Он размышляет об острове и тюрьме современного общества, когда оставляет записку на двери «Книжного червя» ("Буду после обеда. Спасибо! Майк"). Книга ему понравилась больше, чем он думал. Но он не уверен, что книжный клуб сумел добраться до сути. По его мнению, Голдинг пытался сказать, что мальчики променяли одну тюрьму на другую, в одной из которых царит жесткость, а в другой анархизм.

Он смеется над собой за такую замысловатую трактовку. Майк умен, он это знает. Но при этом не любит сильно задумываться. Ему нравятся книги и он знает, что иногда то, что написал автор, значит не более, чем то, что в них написано. Насколько ему известно, Голдинг хотел написать о кучке маленьких засранцев, которые заблудились и пытались убить друг друга. И все. Ничего больше. Никакого скрытого смысла. Тут нечего разбирать.

И это на самом деле забавно. Потому что Майк правда хотел пойти домой и попытаться поспать. У него действительно был план подремать несколько часов и вернуться в магазин к часу дня.

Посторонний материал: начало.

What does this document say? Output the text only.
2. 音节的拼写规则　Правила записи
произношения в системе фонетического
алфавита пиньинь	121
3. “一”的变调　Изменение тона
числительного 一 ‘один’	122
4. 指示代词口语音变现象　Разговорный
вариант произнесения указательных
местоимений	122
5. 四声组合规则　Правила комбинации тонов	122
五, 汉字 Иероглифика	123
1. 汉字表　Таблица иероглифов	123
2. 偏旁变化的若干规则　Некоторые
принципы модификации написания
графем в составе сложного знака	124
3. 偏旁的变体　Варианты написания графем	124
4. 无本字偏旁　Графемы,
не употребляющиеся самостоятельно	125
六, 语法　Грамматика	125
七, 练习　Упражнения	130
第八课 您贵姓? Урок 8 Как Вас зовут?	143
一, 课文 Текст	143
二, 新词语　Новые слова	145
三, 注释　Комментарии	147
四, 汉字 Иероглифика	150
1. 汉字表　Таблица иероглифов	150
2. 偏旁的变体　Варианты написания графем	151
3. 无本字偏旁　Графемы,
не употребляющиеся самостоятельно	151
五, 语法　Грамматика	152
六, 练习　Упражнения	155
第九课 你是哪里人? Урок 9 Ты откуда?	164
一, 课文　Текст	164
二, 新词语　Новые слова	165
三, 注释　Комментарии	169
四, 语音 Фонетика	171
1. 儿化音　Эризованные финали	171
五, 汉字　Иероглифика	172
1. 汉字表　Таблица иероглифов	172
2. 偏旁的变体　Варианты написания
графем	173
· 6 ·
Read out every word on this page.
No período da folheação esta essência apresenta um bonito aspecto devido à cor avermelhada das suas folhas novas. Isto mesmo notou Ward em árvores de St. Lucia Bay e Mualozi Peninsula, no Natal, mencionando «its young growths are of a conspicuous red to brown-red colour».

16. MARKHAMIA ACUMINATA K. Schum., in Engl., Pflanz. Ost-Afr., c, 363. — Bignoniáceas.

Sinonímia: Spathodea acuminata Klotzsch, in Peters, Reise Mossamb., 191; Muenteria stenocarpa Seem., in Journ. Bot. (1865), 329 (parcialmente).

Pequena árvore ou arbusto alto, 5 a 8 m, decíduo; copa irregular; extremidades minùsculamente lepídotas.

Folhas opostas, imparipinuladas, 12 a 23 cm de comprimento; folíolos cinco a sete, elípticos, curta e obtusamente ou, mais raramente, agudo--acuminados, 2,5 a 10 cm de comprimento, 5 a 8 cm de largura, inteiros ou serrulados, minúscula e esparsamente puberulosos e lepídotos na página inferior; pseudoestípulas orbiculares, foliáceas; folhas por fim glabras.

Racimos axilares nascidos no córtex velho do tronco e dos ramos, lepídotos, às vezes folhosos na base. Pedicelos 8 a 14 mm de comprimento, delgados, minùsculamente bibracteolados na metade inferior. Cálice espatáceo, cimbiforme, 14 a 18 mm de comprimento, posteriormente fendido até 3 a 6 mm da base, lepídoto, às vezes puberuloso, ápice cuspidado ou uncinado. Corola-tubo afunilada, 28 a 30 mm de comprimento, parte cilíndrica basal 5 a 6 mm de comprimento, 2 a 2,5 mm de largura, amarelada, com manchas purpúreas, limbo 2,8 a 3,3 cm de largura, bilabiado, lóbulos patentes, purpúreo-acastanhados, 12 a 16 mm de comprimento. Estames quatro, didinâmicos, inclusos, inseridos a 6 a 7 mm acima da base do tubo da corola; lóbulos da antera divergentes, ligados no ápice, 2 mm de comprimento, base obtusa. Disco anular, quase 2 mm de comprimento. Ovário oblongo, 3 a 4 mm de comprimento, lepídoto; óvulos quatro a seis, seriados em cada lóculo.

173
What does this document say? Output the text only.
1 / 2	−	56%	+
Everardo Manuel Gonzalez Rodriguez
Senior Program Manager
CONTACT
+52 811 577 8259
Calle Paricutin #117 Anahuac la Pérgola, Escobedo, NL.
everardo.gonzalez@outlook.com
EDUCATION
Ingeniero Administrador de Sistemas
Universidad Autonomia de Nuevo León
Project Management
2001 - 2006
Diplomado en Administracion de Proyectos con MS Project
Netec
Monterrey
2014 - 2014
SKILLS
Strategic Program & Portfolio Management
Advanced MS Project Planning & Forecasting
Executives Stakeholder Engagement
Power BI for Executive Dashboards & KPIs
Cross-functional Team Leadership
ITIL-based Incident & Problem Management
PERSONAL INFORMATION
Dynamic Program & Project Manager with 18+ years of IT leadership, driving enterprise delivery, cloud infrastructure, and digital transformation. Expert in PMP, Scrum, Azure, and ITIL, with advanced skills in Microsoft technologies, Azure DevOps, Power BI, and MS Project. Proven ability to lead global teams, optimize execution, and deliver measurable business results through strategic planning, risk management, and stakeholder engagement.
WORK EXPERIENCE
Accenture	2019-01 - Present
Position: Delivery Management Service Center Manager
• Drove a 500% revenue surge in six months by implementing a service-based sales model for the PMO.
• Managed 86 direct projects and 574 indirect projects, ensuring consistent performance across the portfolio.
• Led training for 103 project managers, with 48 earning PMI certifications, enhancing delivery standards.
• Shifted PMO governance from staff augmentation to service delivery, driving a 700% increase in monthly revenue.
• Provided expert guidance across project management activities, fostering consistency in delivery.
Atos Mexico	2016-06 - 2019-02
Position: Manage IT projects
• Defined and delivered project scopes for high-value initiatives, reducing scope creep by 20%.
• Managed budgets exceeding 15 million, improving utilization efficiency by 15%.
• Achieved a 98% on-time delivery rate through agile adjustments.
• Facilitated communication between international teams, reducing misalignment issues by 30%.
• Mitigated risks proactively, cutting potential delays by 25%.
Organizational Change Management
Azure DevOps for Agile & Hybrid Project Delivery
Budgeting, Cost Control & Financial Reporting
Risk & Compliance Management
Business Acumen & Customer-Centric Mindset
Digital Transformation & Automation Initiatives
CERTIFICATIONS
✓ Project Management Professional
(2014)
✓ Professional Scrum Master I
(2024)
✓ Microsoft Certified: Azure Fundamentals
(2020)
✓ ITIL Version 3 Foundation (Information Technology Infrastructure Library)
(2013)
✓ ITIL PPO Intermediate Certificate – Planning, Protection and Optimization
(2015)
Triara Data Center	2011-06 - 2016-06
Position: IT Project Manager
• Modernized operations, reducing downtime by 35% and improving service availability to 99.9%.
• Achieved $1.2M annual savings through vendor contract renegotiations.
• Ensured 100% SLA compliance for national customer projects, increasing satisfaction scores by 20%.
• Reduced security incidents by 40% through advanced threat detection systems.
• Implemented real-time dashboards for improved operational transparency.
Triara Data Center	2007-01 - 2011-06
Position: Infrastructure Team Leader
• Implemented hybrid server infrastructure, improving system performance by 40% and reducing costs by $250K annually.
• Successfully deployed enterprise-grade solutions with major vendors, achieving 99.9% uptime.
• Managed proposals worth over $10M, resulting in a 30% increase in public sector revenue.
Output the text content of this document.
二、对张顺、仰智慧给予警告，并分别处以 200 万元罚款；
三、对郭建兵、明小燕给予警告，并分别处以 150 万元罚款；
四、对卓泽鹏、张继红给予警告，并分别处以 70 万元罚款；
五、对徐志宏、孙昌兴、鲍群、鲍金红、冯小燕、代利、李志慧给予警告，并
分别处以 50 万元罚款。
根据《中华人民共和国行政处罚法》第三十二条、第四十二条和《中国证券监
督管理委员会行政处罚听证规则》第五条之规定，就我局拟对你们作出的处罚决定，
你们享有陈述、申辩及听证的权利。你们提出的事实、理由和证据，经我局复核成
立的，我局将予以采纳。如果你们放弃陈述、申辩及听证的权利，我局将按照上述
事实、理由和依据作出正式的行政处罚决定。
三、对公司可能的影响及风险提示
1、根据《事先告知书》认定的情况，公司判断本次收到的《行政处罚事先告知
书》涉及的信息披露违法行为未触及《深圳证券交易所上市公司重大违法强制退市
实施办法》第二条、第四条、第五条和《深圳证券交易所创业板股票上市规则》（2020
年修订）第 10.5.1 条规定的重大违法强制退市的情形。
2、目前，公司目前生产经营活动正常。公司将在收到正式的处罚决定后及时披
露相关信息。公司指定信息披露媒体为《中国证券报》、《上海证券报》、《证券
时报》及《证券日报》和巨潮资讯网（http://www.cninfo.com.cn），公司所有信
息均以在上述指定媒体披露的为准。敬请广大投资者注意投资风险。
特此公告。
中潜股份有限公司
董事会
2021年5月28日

Но он думает, ясно? Сейчас он думает о тюрьмах и о горах, о том, как он хочет пойти в эти горы, это точно. Они засели у него в голове, как навязчивая мелодия, от которой он никак не может избавиться. Он думает о смартфоне и слинге, и о звуках разбивающегося стекла, о том, как кто-то упал ему на грудь (правда, он не знает, кто; в конце концов, это был всего лишь сон, а в большинстве своем, сны расплывчаты). В голове сплошные цифры. Даты, такие как 22, 4 и 15. 20, 5 и 82.

22 апреля 1915.

20 мая 1882.

Он не знает, что это за даты. Он тогда еще даже не родился. Его тогда и в планах не было.

(И у него мелькает затаенная едва оформившаяся мысль: «Если не тогда, то когда же я родился?» Мысль такая слабая, что теряется в мурмурации).

Должно быть, это и есть объяснение (единственно возможное объяснение) того, почему ноги не несут его домой. Почему он сейчас не открывает входную дверь, а Мартин не мяукает, требуя: «Накорми меня, человек, последний раз я ел двадцать минут назад и боюсь, что могу умереть с голоду». Похоже, именно поэтому он стоит в конце Главной улицы, которая протянулась так далеко, насколько хватает глаз. Позади магазины, закусочная, всяческие предприятия, дома и люди, которых он знает; все сто двадцать пять человек.

Перед ним дорога, ведущая из Амории в сторону гор.

Тут его осеняет.

Дорога ведет из Амории.

Он не знает, почему раньше об этом не задумывался.

(«Задумывался», — шепчет тоненький голосок. «Ты уже думал об этом раньше, как ты не помнишь? Какого черта ты этого не помнишь? Ты думал об этом. Ты уже пытался…»).

Он покачивается, словно пьяный, когда его накрывает чувство дежа вю. Кожу покалывает, и он слышит, как женщина говорит:

— Будто мурашки по телу, дружок.

Дружок. Он знает это прозвище.

Так ведь?

Майк Фрейзер делает шаг из Амории.

Это оказывается проще, чем он думал.

Это не Код Оранжевый.

Хотя, это мысль как очередная навязчивая мелодия. Про хижину любви. И горы.

Что, если кто-то нарушит это равновесие?

С чего бы кому-то это делать?

Просто чтобы посмотреть, что произойдет.

Я не знаю никого в Амории, кто сделал бы что-то подобное.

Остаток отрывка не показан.